Die Beschwerde des Antragstellers gegen den Beschluss des Verwaltungsgerichts Hannover - 5. Kammer (Einzelrichterin) - vom 8. Mai 2024 wird zurückgewiesen.

Der Antragsteller trägt die Kosten des Beschwerdeverfahrens.

Der Wert des Streitgegenstandes wird für das Beschwerdeverfahren auf 7.500,- EUR festgesetzt.

Gründe

I.

Der 1979 geborene Antragsteller begehrt den Erlass einer einstweiligen Anordnung, mit der die Antragsgegnerin zur Herausgabe eines Führerscheins für die Klasse D, hilfsweise zur Neuerteilung einer Fahrerlaubnis dieser Klasse verpflichtet werden soll.

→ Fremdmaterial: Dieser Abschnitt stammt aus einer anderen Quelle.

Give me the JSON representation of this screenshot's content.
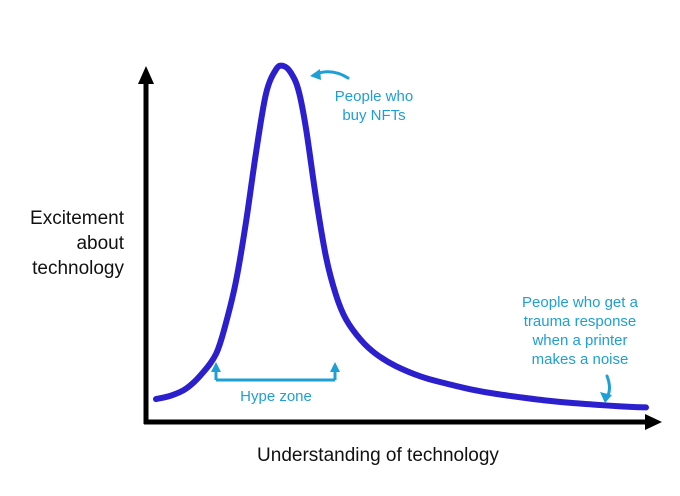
{
  "chart_data": {
    "type": "line",
    "xlabel": "Understanding of technology",
    "ylabel_lines": [
      "Excitement",
      "about",
      "technology"
    ],
    "x_ticks": false,
    "y_ticks": false,
    "grid": false,
    "xlim": [
      0,
      100
    ],
    "ylim": [
      0,
      100
    ],
    "series": [
      {
        "color": "#2b1fce",
        "x": [
          2,
          5,
          8,
          11,
          14,
          16,
          18,
          20,
          22,
          24,
          26,
          27.5,
          29,
          30.5,
          32,
          34,
          36,
          38,
          40,
          43,
          46,
          50,
          55,
          60,
          65,
          70,
          75,
          80,
          85,
          90,
          95,
          100
        ],
        "y": [
          4,
          5,
          7,
          11,
          17,
          26,
          38,
          55,
          75,
          92,
          99,
          100,
          98,
          93,
          82,
          62,
          45,
          34,
          27,
          21,
          17,
          13.5,
          10.5,
          8.5,
          6.8,
          5.5,
          4.5,
          3.6,
          2.9,
          2.4,
          1.9,
          1.6
        ]
      }
    ],
    "annotations": [
      {
        "id": "nft",
        "lines": [
          "People who",
          "buy NFTs"
        ]
      },
      {
        "id": "printer",
        "lines": [
          "People who get a",
          "trauma response",
          "when a printer",
          "makes a noise"
        ]
      },
      {
        "id": "hype",
        "lines": [
          "Hype zone"
        ]
      }
    ],
    "colors": {
      "curve": "#2b1fce",
      "annotation": "#1e9fd6",
      "axis": "#000000"
    }
  }
}
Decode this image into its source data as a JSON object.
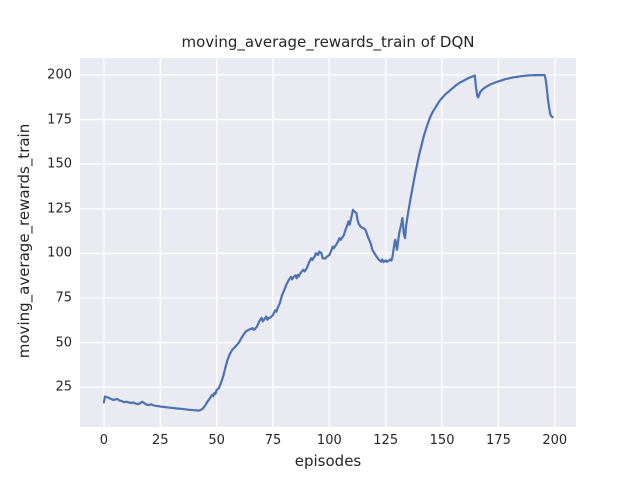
{
  "chart_data": {
    "type": "line",
    "title": "moving_average_rewards_train of DQN",
    "xlabel": "episodes",
    "ylabel": "moving_average_rewards_train",
    "x_ticks": [
      0,
      25,
      50,
      75,
      100,
      125,
      150,
      175,
      200
    ],
    "y_ticks": [
      25,
      50,
      75,
      100,
      125,
      150,
      175,
      200
    ],
    "xlim": [
      -10.6,
      209.4
    ],
    "ylim": [
      2.7,
      209.5
    ],
    "grid": true,
    "legend_position": "none",
    "colors": {
      "figure_background": "#FFFFFF",
      "plot_background": "#EAEAF2",
      "grid": "#FFFFFF",
      "text": "#262626",
      "line": "#4C72B0"
    },
    "series": [
      {
        "name": "moving_average_rewards_train",
        "color": "#4C72B0",
        "points": [
          [
            0,
            16.5
          ],
          [
            0.5,
            19.8
          ],
          [
            1,
            19.5
          ],
          [
            2,
            19.2
          ],
          [
            3,
            18.5
          ],
          [
            4,
            17.9
          ],
          [
            5,
            18.1
          ],
          [
            6,
            18.4
          ],
          [
            7,
            17.5
          ],
          [
            8,
            17.2
          ],
          [
            9,
            16.6
          ],
          [
            10,
            16.9
          ],
          [
            11,
            16.5
          ],
          [
            12,
            16.1
          ],
          [
            13,
            16.5
          ],
          [
            14,
            15.8
          ],
          [
            15,
            15.5
          ],
          [
            16,
            16.0
          ],
          [
            17,
            16.8
          ],
          [
            18,
            16.0
          ],
          [
            19,
            15.2
          ],
          [
            20,
            15.0
          ],
          [
            21,
            15.4
          ],
          [
            22,
            14.8
          ],
          [
            23,
            14.6
          ],
          [
            24,
            14.4
          ],
          [
            25,
            14.2
          ],
          [
            26,
            14.0
          ],
          [
            27,
            13.9
          ],
          [
            28,
            13.7
          ],
          [
            29,
            13.6
          ],
          [
            30,
            13.4
          ],
          [
            31,
            13.3
          ],
          [
            32,
            13.1
          ],
          [
            33,
            13.0
          ],
          [
            34,
            12.9
          ],
          [
            35,
            12.8
          ],
          [
            36,
            12.6
          ],
          [
            37,
            12.5
          ],
          [
            38,
            12.3
          ],
          [
            39,
            12.2
          ],
          [
            40,
            12.1
          ],
          [
            41,
            12.0
          ],
          [
            42,
            11.9
          ],
          [
            43,
            12.3
          ],
          [
            44,
            13.2
          ],
          [
            45,
            15.0
          ],
          [
            46,
            17.0
          ],
          [
            47,
            18.8
          ],
          [
            48,
            20.7
          ],
          [
            48.5,
            20.0
          ],
          [
            49,
            21.8
          ],
          [
            49.5,
            21.2
          ],
          [
            50,
            23.4
          ],
          [
            51,
            24.5
          ],
          [
            52,
            27.5
          ],
          [
            53,
            31.5
          ],
          [
            54,
            36.5
          ],
          [
            55,
            41.0
          ],
          [
            56,
            44.0
          ],
          [
            57,
            46.0
          ],
          [
            58,
            47.3
          ],
          [
            59,
            48.7
          ],
          [
            60,
            50.2
          ],
          [
            61,
            52.6
          ],
          [
            62,
            54.6
          ],
          [
            63,
            56.2
          ],
          [
            64,
            57.1
          ],
          [
            65,
            57.5
          ],
          [
            66,
            58.1
          ],
          [
            66.5,
            57.1
          ],
          [
            67,
            57.6
          ],
          [
            68,
            59.2
          ],
          [
            69,
            62.2
          ],
          [
            70,
            63.9
          ],
          [
            70.5,
            61.9
          ],
          [
            71,
            62.8
          ],
          [
            72,
            64.6
          ],
          [
            72.5,
            62.8
          ],
          [
            73,
            63.7
          ],
          [
            74,
            64.1
          ],
          [
            75,
            65.5
          ],
          [
            76,
            68.1
          ],
          [
            76.5,
            67.3
          ],
          [
            77,
            69.2
          ],
          [
            78,
            72.1
          ],
          [
            79,
            76.5
          ],
          [
            80,
            79.6
          ],
          [
            81,
            82.6
          ],
          [
            82,
            85.1
          ],
          [
            83,
            86.9
          ],
          [
            83.5,
            85.4
          ],
          [
            84,
            86.6
          ],
          [
            85,
            87.7
          ],
          [
            85.5,
            86.0
          ],
          [
            86,
            87.9
          ],
          [
            86.5,
            87.1
          ],
          [
            87,
            88.6
          ],
          [
            88,
            90.2
          ],
          [
            88.5,
            90.8
          ],
          [
            89,
            89.9
          ],
          [
            90,
            91.7
          ],
          [
            91,
            95.0
          ],
          [
            92,
            97.3
          ],
          [
            92.5,
            96.3
          ],
          [
            93,
            97.5
          ],
          [
            93.5,
            98.2
          ],
          [
            94,
            100.1
          ],
          [
            95,
            99.1
          ],
          [
            95.5,
            101.0
          ],
          [
            96.5,
            100.1
          ],
          [
            97,
            97.3
          ],
          [
            98,
            97.0
          ],
          [
            99,
            98.2
          ],
          [
            100,
            99.1
          ],
          [
            101,
            102.0
          ],
          [
            101.5,
            103.8
          ],
          [
            102,
            102.9
          ],
          [
            103,
            104.8
          ],
          [
            104,
            107.1
          ],
          [
            104.5,
            108.5
          ],
          [
            105,
            107.6
          ],
          [
            106,
            109.4
          ],
          [
            106.5,
            110.4
          ],
          [
            107,
            112.5
          ],
          [
            108,
            116.0
          ],
          [
            108.5,
            117.9
          ],
          [
            109,
            116.0
          ],
          [
            110,
            121.5
          ],
          [
            110.5,
            124.4
          ],
          [
            111,
            123.6
          ],
          [
            112,
            122.6
          ],
          [
            112.5,
            118.8
          ],
          [
            113,
            116.6
          ],
          [
            114,
            114.8
          ],
          [
            115,
            114.2
          ],
          [
            116,
            113.3
          ],
          [
            116.5,
            111.4
          ],
          [
            117,
            109.5
          ],
          [
            118,
            106.7
          ],
          [
            118.5,
            104.8
          ],
          [
            119,
            102.1
          ],
          [
            120,
            100.1
          ],
          [
            121,
            98.1
          ],
          [
            122,
            96.4
          ],
          [
            123,
            95.4
          ],
          [
            123.5,
            96.6
          ],
          [
            124,
            95.1
          ],
          [
            125,
            96.1
          ],
          [
            125.5,
            95.3
          ],
          [
            126,
            95.6
          ],
          [
            127,
            96.6
          ],
          [
            127.5,
            96.0
          ],
          [
            128,
            98.1
          ],
          [
            129,
            106.6
          ],
          [
            129.3,
            107.6
          ],
          [
            130,
            102.0
          ],
          [
            131,
            111.3
          ],
          [
            132,
            117.0
          ],
          [
            132.4,
            119.8
          ],
          [
            133,
            111.1
          ],
          [
            133.6,
            108.5
          ],
          [
            134,
            115.1
          ],
          [
            135,
            123.5
          ],
          [
            136,
            130.5
          ],
          [
            137,
            137.5
          ],
          [
            138,
            144.1
          ],
          [
            139,
            150.3
          ],
          [
            140,
            156.1
          ],
          [
            141,
            161.2
          ],
          [
            142,
            166.1
          ],
          [
            143,
            170.2
          ],
          [
            144,
            174.0
          ],
          [
            145,
            177.2
          ],
          [
            146,
            179.7
          ],
          [
            147,
            181.6
          ],
          [
            148,
            183.7
          ],
          [
            149,
            185.6
          ],
          [
            150,
            187.1
          ],
          [
            151,
            188.6
          ],
          [
            152,
            189.7
          ],
          [
            153,
            190.7
          ],
          [
            154,
            191.9
          ],
          [
            155,
            192.9
          ],
          [
            156,
            194.1
          ],
          [
            157,
            194.9
          ],
          [
            158,
            195.8
          ],
          [
            159,
            196.4
          ],
          [
            160,
            197.1
          ],
          [
            161,
            197.8
          ],
          [
            162,
            198.4
          ],
          [
            163,
            198.9
          ],
          [
            164,
            199.4
          ],
          [
            164.5,
            199.7
          ],
          [
            165,
            193.6
          ],
          [
            165.6,
            188.0
          ],
          [
            166,
            187.5
          ],
          [
            166.5,
            189.1
          ],
          [
            167,
            190.6
          ],
          [
            168,
            191.9
          ],
          [
            169,
            192.9
          ],
          [
            170,
            193.7
          ],
          [
            171,
            194.4
          ],
          [
            172,
            195.0
          ],
          [
            173,
            195.5
          ],
          [
            174,
            196.0
          ],
          [
            175,
            196.4
          ],
          [
            176,
            196.8
          ],
          [
            177,
            197.2
          ],
          [
            178,
            197.6
          ],
          [
            179,
            197.9
          ],
          [
            180,
            198.2
          ],
          [
            181,
            198.5
          ],
          [
            182,
            198.7
          ],
          [
            183,
            198.9
          ],
          [
            184,
            199.1
          ],
          [
            185,
            199.3
          ],
          [
            186,
            199.4
          ],
          [
            187,
            199.6
          ],
          [
            188,
            199.7
          ],
          [
            189,
            199.8
          ],
          [
            190,
            199.8
          ],
          [
            191,
            199.9
          ],
          [
            192,
            199.9
          ],
          [
            193,
            199.9
          ],
          [
            194,
            199.9
          ],
          [
            195,
            199.9
          ],
          [
            195.5,
            199.9
          ],
          [
            196,
            197.0
          ],
          [
            196.5,
            192.0
          ],
          [
            197,
            186.0
          ],
          [
            197.5,
            181.5
          ],
          [
            198,
            178.0
          ],
          [
            198.5,
            176.8
          ],
          [
            199,
            176.3
          ]
        ]
      }
    ]
  }
}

Ihm wurde im Jahr 2018 die Fahrerlaubnis entzogen. Danach wurde er wiederholt wegen Fahrens ohne Fahrerlaubnis verurteilt.

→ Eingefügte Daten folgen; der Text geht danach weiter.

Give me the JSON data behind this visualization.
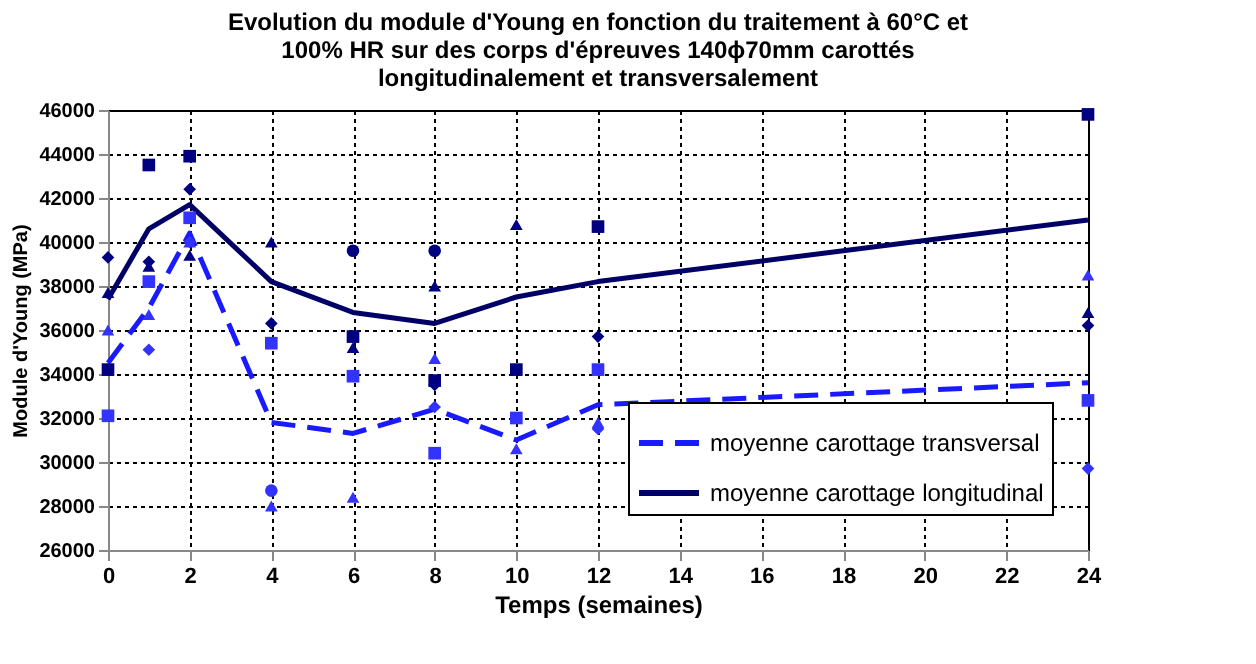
{
  "chart_data": {
    "type": "scatter",
    "title": [
      "Evolution du module d'Young en fonction du traitement à 60°C et",
      "100% HR sur des corps d'épreuves 140ϕ70mm carottés",
      "longitudinalement et transversalement"
    ],
    "xlabel": "Temps (semaines)",
    "ylabel": "Module d'Young (MPa)",
    "xlim": [
      0,
      24
    ],
    "xticks": [
      0,
      2,
      4,
      6,
      8,
      10,
      12,
      14,
      16,
      18,
      20,
      22,
      24
    ],
    "ylim": [
      26000,
      46000
    ],
    "yticks": [
      26000,
      28000,
      30000,
      32000,
      34000,
      36000,
      38000,
      40000,
      42000,
      44000,
      46000
    ],
    "grid": true,
    "legend": "bottom right",
    "series": [
      {
        "marker": "square",
        "color": "#000080",
        "x": [
          0,
          1,
          2,
          6,
          8,
          10,
          12,
          24
        ],
        "values": [
          34200,
          43500,
          43900,
          35700,
          33700,
          34200,
          40700,
          45800
        ]
      },
      {
        "marker": "diamond",
        "color": "#000080",
        "x": [
          0,
          1,
          2,
          4,
          8,
          12,
          24
        ],
        "values": [
          39300,
          39100,
          42400,
          36300,
          33500,
          35700,
          36200
        ]
      },
      {
        "marker": "triangle",
        "color": "#000080",
        "x": [
          0,
          1,
          2,
          4,
          6,
          8,
          10,
          24
        ],
        "values": [
          37700,
          38900,
          39400,
          40000,
          35200,
          38000,
          40800,
          36800
        ]
      },
      {
        "marker": "circle",
        "color": "#000080",
        "x": [
          6,
          8
        ],
        "values": [
          39600,
          39600
        ]
      },
      {
        "marker": "square",
        "color": "#3333ff",
        "x": [
          0,
          1,
          2,
          4,
          6,
          8,
          10,
          12,
          24
        ],
        "values": [
          32100,
          38200,
          41100,
          35400,
          33900,
          30400,
          32000,
          34200,
          32800
        ]
      },
      {
        "marker": "diamond",
        "color": "#3333ff",
        "x": [
          1,
          2,
          8,
          12,
          24
        ],
        "values": [
          35100,
          40000,
          32500,
          31500,
          29700
        ]
      },
      {
        "marker": "triangle",
        "color": "#3333ff",
        "x": [
          0,
          1,
          2,
          4,
          6,
          8,
          10,
          12,
          24
        ],
        "values": [
          36000,
          36700,
          40000,
          28000,
          28400,
          34700,
          30600,
          31800,
          38500
        ]
      },
      {
        "marker": "circle",
        "color": "#3333ff",
        "x": [
          4
        ],
        "values": [
          28700
        ]
      },
      {
        "type": "line",
        "name": "moyenne carottage transversal",
        "color": "#1a1aff",
        "line_style": "dashed",
        "marker": "none",
        "x": [
          0,
          1,
          2,
          4,
          6,
          8,
          10,
          12,
          24
        ],
        "values": [
          34500,
          37000,
          40400,
          31800,
          31300,
          32400,
          31000,
          32600,
          33600
        ]
      },
      {
        "type": "line",
        "name": "moyenne carottage longitudinal",
        "color": "#000066",
        "line_style": "solid",
        "marker": "none",
        "x": [
          0,
          1,
          2,
          4,
          6,
          8,
          10,
          12,
          24
        ],
        "values": [
          37400,
          40600,
          41700,
          38200,
          36800,
          36300,
          37500,
          38200,
          41000
        ]
      }
    ]
  }
}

Im Januar 2023 stellte er einen Antrag auf Neuerteilung der Fahrerlaubnis u. a. auch für die Klasse D. Wegen seiner wiederholten Fahrten ohne Fahrerlaubnis forderte die Antragsgegnerin ihn mit Schreiben vom 4. April 2023 gestützt auf § 11 Abs. 3 Satz 1 Nr. 5 FeV zur Vorlage eines medizinisch-psychologischen Gutachtens auf. Das am 1. August 2023 versandte Gutachten der E. GmbH gelangt zu dem Ergebnis, es seien zukünftig weder erhebliche Verstöße des Antragstellers gegen verkehrsrechtliche Bestimmungen noch die Begehung von Straftaten im Zusammenhang mit dem Straßenverkehr oder im Zusammenhang mit der Fahreignung zu erwarten; weiter gewährleiste er die besondere Verantwortung bei der Beförderung von Fahrgästen. Dem Gutachten lag nach der sog. "Aktenanalyse" zu Grunde, dass der Antragsteller zuletzt im März 2022 ohne Fahrerlaubnis gefahren sei und sich danach psychologisch habe behandeln lassen. Hingegen war den Gutachtern nach Aktenlage nicht bekannt, dass gegen den Antragsteller inzwischen ein weiteres Ermittlungsverfahren wegen eines noch im Mai 2023 erfolgten Fahrens ohne Fahrerlaubnis eingeleitet worden war.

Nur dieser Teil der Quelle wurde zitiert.